Dans cette période troublée, les remparts ont une importance primordiale et il faut les réparer. En effet, le duc Philippe le Bon octroie à plusieurs reprises des levées d’impôts sur le sel et sur les loyers des étrangers. Ainsi, il prolonge pour 3 ans, le 13 janvier 1423[1], la perception exceptionnelle d’une taxe supplémentaire sur le sel à destination de la réfection des fortifications. D’ailleurs, c’est même un nouvel impôt sur les loyers qui sera institué le 31 juillet 1423[2]. Le 29 avril 1423[3], le Conseil ducal autorise les habitants de Pommard, Savigny, Santenay, Nantoux et « aultre lieus » à venir abriter leurs vins à Beaune sans avoir à payer l’octroi et, s’ils en vendent une partie, ils bénéficient d’une taxe plus légère qu’à l’accoutumée. Ce privilège leur est confirmé car ces communautés villageoises disposent d’un « droit de retrait, guet et garde », c’est-à-dire que, comme ils peuvent s’abriter (eux et leurs biens) à Beaune en « temps d’éminent péril », ils doivent contribuer au financement des murailles et les hommes chefs de familles doivent participer à la garde et surveillance des entrées et sorties de la ville. Le 17 juillet 1423[4], les Pommardois sont rappelés à leurs devoirs, bien qu’à cette époque ils semblent être en procès avec les Beaunois sur leurs privilèges respectifs. Le 19 juillet 1423[5], un mandement (c’est-à-dire un ordre) est adressé aux gens nobles et gens d’Eglise pour les contraindre à leurs obligations :

« plusieurs gens d’église et nobles tenant feu et lieu en ladite ville de Beaune et que sont tenues de contribuez aux réparations et empavement de la fortification dicelle ville, n’en ont voulu et ne veullent pas avoire chose payer ni amêment contribuer, qui a esté et est un grand préjudice et retardement dans ladite réparation et fortification et aussi un grand prejudice pour lesdits suppliant et [pour] notre dite ville qui par deffault de reparations en demeroit en péril et danger atendu les guerres ».

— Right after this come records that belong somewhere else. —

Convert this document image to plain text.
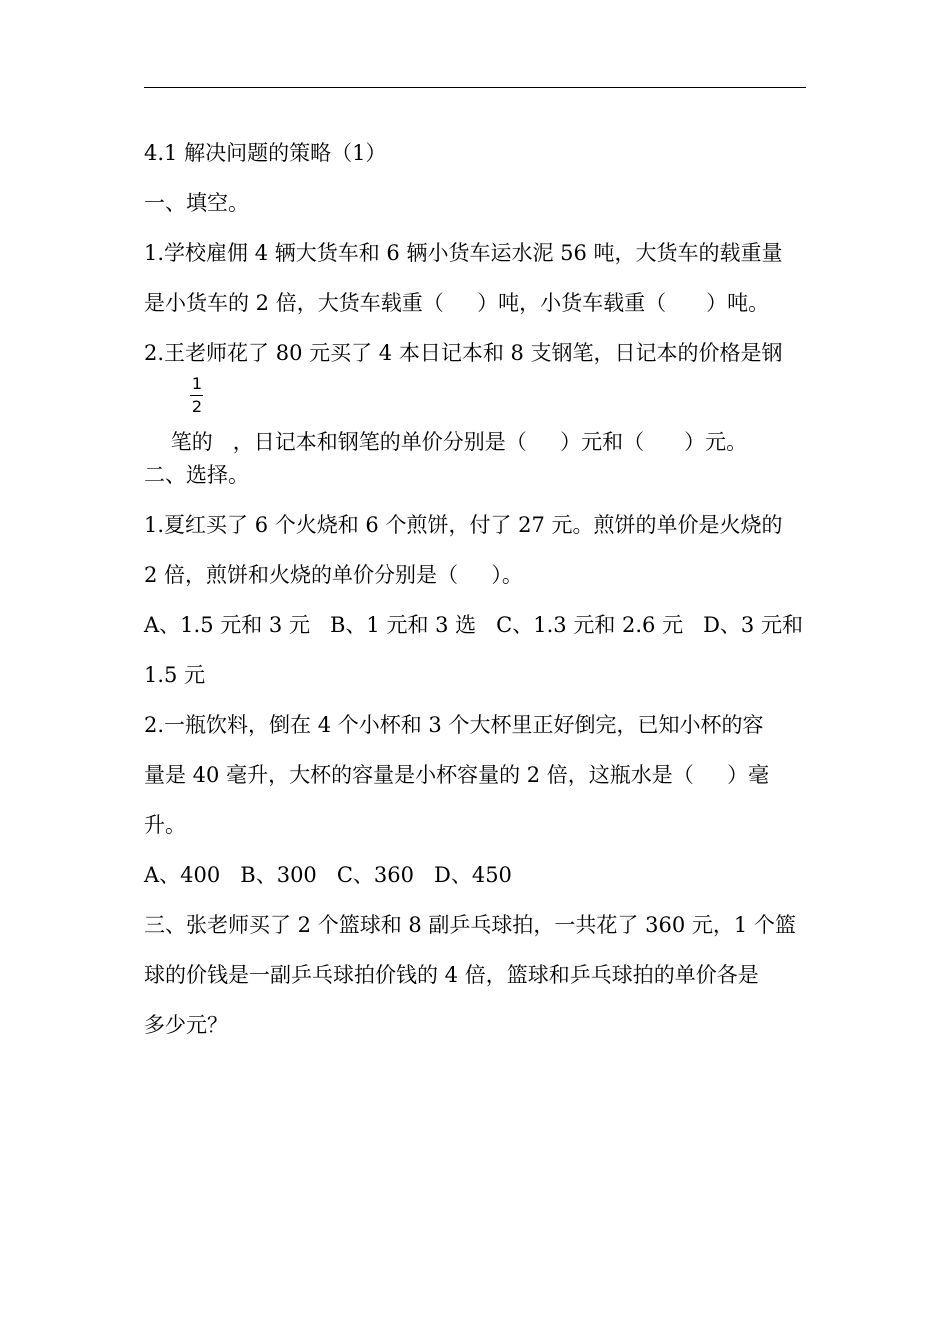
4.1 解决问题的策略（1）
一、填空。
1.学校雇佣 4 辆大货车和 6 辆小货车运水泥 56 吨，大货车的载重量
是小货车的 2 倍，大货车载重（     ）吨，小货车载重（      ）吨。
2.王老师花了 80 元买了 4 本日记本和 8 支钢笔，日记本的价格是钢
1
2

笔的 ，日记本和钢笔的单价分别是（     ）元和（      ）元。

二、选择。
1.夏红买了 6 个火烧和 6 个煎饼，付了 27 元。煎饼的单价是火烧的
2 倍，煎饼和火烧的单价分别是（     ）。
A、1.5 元和 3 元   B、1 元和 3 选   C、1.3 元和 2.6 元   D、3 元和
1.5 元
2.一瓶饮料，倒在 4 个小杯和 3 个大杯里正好倒完，已知小杯的容
量是 40 毫升，大杯的容量是小杯容量的 2 倍，这瓶水是（     ）毫
升。
A、400   B、300   C、360   D、450
三、张老师买了 2 个篮球和 8 副乒乓球拍，一共花了 360 元，1 个篮
球的价钱是一副乒乓球拍价钱的 4 倍，篮球和乒乓球拍的单价各是
多少元？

L’abondance des rappels aux obligations de chacun, nobles comme roturiers, afin d’assurer la défense de Beaune en cet été 1423, montre bien l’imminence du danger.

En chair et en Os

Mais de nombreux documents pour ces années-ci révèlent autre chose : la présence en chair et en os du duc sur ses terres bourguignonnes. Les lettres patentes sont toutes données depuis Dijon. Le duc est dont physiquement présent en Bourgogne en 1422-1423. La complexité de l’éparpillement de ses terres entre la Flandre et la Bourgogne l’oblige d’une part à nommer des représentants, d’autre part à se présenter régulièrement lui-même à ses sujets afin de ne jamais être oublié. Le pouvoir s’incarne par la présence effective du duc. (De plus, étant présent à Dijon, il juge directement les supplications qui lui sont faites). La guerre est aux portes du Duché : à Cravant dans l’Yonne le 31 juillet, Charles VII est défait. La rive nord de la Loire se ferme définitivement à celui que l’on appelle désormais le roi de Bourges et la menace s’écarte pour un temps des terres du Duché de Bourgogne et de Beaune.

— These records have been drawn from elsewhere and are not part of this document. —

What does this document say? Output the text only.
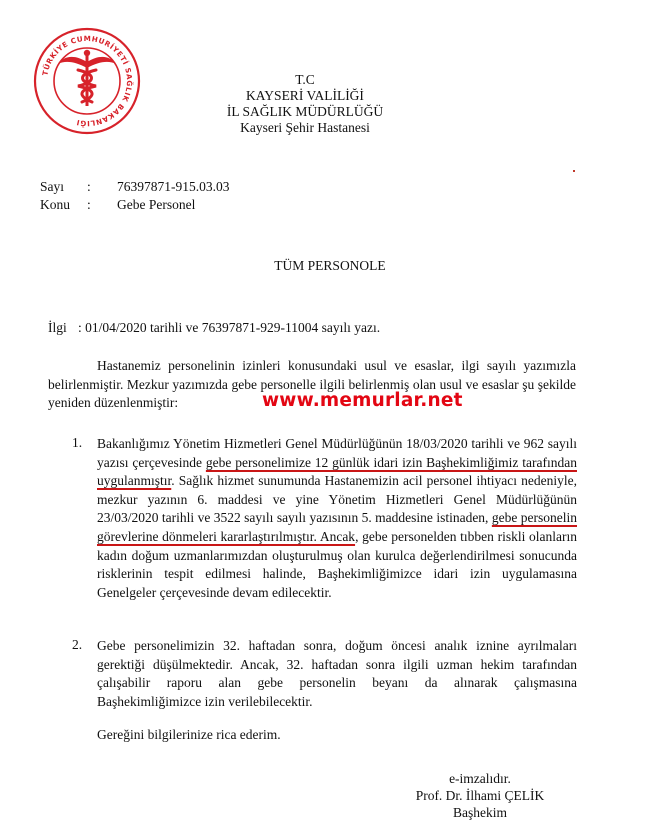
TÜRKİYE CUMHURİYETİ SAĞLIK BAKANLIĞI
T.C
KAYSERİ VALİLİĞİ
İL SAĞLIK MÜDÜRLÜĞÜ
Kayseri Şehir Hastanesi
Sayı : 76397871-915.03.03
Konu : Gebe Personel
TÜM PERSONOLE
İlgi : 01/04/2020 tarihli ve 76397871-929-11004 sayılı yazı.
Hastanemiz personelinin izinleri konusundaki usul ve esaslar, ilgi sayılı yazımızla belirlenmiştir. Mezkur yazımızda gebe personelle ilgili belirlenmiş olan usul ve esaslar şu şekilde yeniden düzenlenmiştir:	www.memurlar.net
1. Bakanlığımız Yönetim Hizmetleri Genel Müdürlüğünün 18/03/2020 tarihli ve 962 sayılı yazısı çerçevesinde gebe personelimize 12 günlük idari izin Başhekimliğimiz tarafından uygulanmıştır. Sağlık hizmet sunumunda Hastanemizin acil personel ihtiyacı nedeniyle, mezkur yazının 6. maddesi ve yine Yönetim Hizmetleri Genel Müdürlüğünün 23/03/2020 tarihli ve 3522 sayılı sayılı yazısının 5. maddesine istinaden, gebe personelin görevlerine dönmeleri kararlaştırılmıştır. Ancak, gebe personelden tıbben riskli olanların kadın doğum uzmanlarımızdan oluşturulmuş olan kurulca değerlendirilmesi sonucunda risklerinin tespit edilmesi halinde, Başhekimliğimizce idari izin uygulamasına Genelgeler çerçevesinde devam edilecektir.
2. Gebe personelimizin 32. haftadan sonra, doğum öncesi analık iznine ayrılmaları gerektiği düşülmektedir. Ancak, 32. haftadan sonra ilgili uzman hekim tarafından çalışabilir raporu alan gebe personelin beyanı da alınarak çalışmasına Başhekimliğimizce izin verilebilecektir.
Gereğini bilgilerinize rica ederim.
e-imzalıdır.
Prof. Dr. İlhami ÇELİK
Başhekim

Tiré de l’article paru dans l’Echo des Coms n°292 du 26 mai 2023 – Archives de Beaune – Mathias COMPAGNON


[1] Lettres patentes du même duc données à Dijon, par lesquelles il prolonge l’octroi sur le sel de 1420 pendant trois années, à charge d’en employer le produit aux fortifications, 13 janvier 1423, Carton 30 n°46, AMB.

[2] Lettres patentes de Philippe le Bon, duc de Bourgogne, qui accorde la perception du quart de cens, du loyer des maisons des forains de la ville pour la réparation des fortifications, Carton 30 n°105, 31 juillet 1423, AMB.

[3] Arrêt du conseil ducal qui permet aux habitants de Pommard, Savigny, Santenay, Nantoux etc de retraire leurs vins à Beaune dans les temps d’éminent péril, sur un simple billet du maire, à charge de 5 sols par queue pour celui qu’ils y vendront, 29 avril 1423, Carton 94 n°37, AMB.

[4] Mandement de Philippe le Bon duc de Bourgogne par lequel sans préjudicier au procès pendant entre la ville et les habitants de Pommard, il ordonne à ces derniers de venir faire guet et garde à Beaune, 17 juillet 1423, Carton 31 n°109, AMB.

[5] Mandement de Philippe duc de Bourgogne donné à Dijon par lequel, sur la requête des habitants, il enjoint au Bailly de Dijon de contraindre les gens nobles et d’église tenant feu et lieu à Beaune, à payer leur cotte de la contribution pour les fortifications, 19 juillet 1423, Carton 31 cote 1, parchemin, AMB.